The case against visits by aliens:

1. Alien sightings remain relatively rare.

Let’s say alien drone probes can make it here. That would imply the existence of a very advanced civilization that can span great distances and command energy with remarkable efficiency. If that’s the case, why isn’t the sky full of aliens? Why aren’t there sightings from more than just military craft?

So the question is not so much, “Why don’t we see aliens?” as, “Why don’t we see more of them?” It is a perfectly valid (and embarrassing) question. On one hand, the aliens are impressive enough to send craft here. On the other, they seem constrained by scarcity.

Are we humans like those bears filmed in the Richard Attenborough nature programs, worthy of periodic visits from drone cameras but otherwise of little interest? The reality is that bears, and indeed most other animals, see humans quite often…

3. The alien-origin hypothesis relies too much on the “argument from elimination.”

The argument from elimination is a common rhetorical tactic, but it can lead you astray. You start by listing what you think are all the possibilities and rule them out one by one: Not the Russians, not sensor error, and so on — until the only conclusion left is that they are alien visitors. As Arthur Conan Doyle’s Sherlock Holmes once said: “When you have eliminated all which is impossible, then whatever remains, however improbable, must be the truth.”

The argument from elimination works fine when there is a fixed set of possibilities, such as the murder suspects on a train. The argument is more dangerous when the menu of options is unclear in the first place. Proponents of the alien origin view spend too much time knocking down other hypotheses and not enough time making the case for the presence of aliens.

And this:

There is an argument that is often used against the alien-origin hypothesis, but in fact can be turned either way: If they are alien visitors, why don’t we have better and more definitive forms of evidence? Why is the available video evidence so hard to interpret? Why isn’t there a proverbial “smoking gun” of proof for an alien spacecraft?

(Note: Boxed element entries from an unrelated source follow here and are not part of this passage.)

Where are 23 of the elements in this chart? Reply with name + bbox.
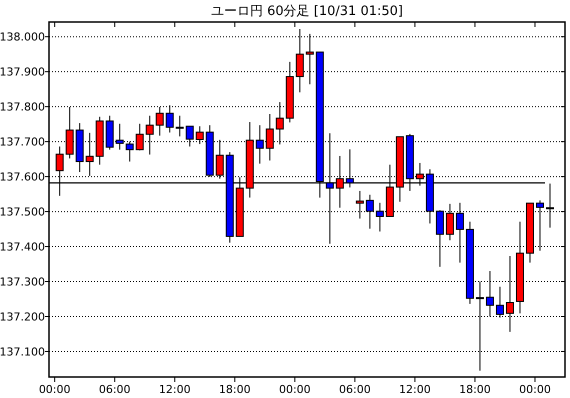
ytick: 137.200 xyxy=(0,310,45,324)
xtick: 00:00 xyxy=(38,383,71,396)
ytick: 137.400 xyxy=(0,240,45,254)
xtick: 12:00 xyxy=(399,383,431,396)
ytick: 137.600 xyxy=(0,170,45,184)
title: ユーロ円 60分足 [10/31 01:50] xyxy=(211,4,403,19)
xtick: 06:00 xyxy=(98,383,131,396)
ytick: 137.900 xyxy=(0,66,45,79)
candlestick xyxy=(156,106,164,136)
ytick: 137.800 xyxy=(0,100,45,114)
ytick: 137.100 xyxy=(0,345,45,358)
xtick: 12:00 xyxy=(158,383,191,396)
xtick: 00:00 xyxy=(278,383,311,396)
candlestick xyxy=(166,104,174,134)
ytick: 137.300 xyxy=(0,276,45,289)
ytick: 137.500 xyxy=(0,206,45,219)
xtick: 06:00 xyxy=(339,383,371,396)
candlestick xyxy=(176,115,184,137)
xtick: 00:00 xyxy=(519,383,551,396)
xtick: 18:00 xyxy=(459,383,491,396)
xtick: 18:00 xyxy=(218,383,251,396)
ytick: 138.000 xyxy=(0,30,45,44)
ytick: 137.700 xyxy=(0,136,45,149)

This particular counter isn’t entirely convincing. First, the best evidence may be contained in the still-classified materials. Second, the same question can be used against non-alien hypotheses. If the sensor readings were just storms or some other mundane phenomena, surely that would become increasingly obvious over time with better satellite imaging.

The continued, ongoing and indeed intensifying mystery of the sightings seems to militate in favor of a truly unusual explanation. It will favor both the alien-visitation and the religious-miracle hypotheses. If it really were a flock of errant birds, combined with some sensor errors, we would know by now.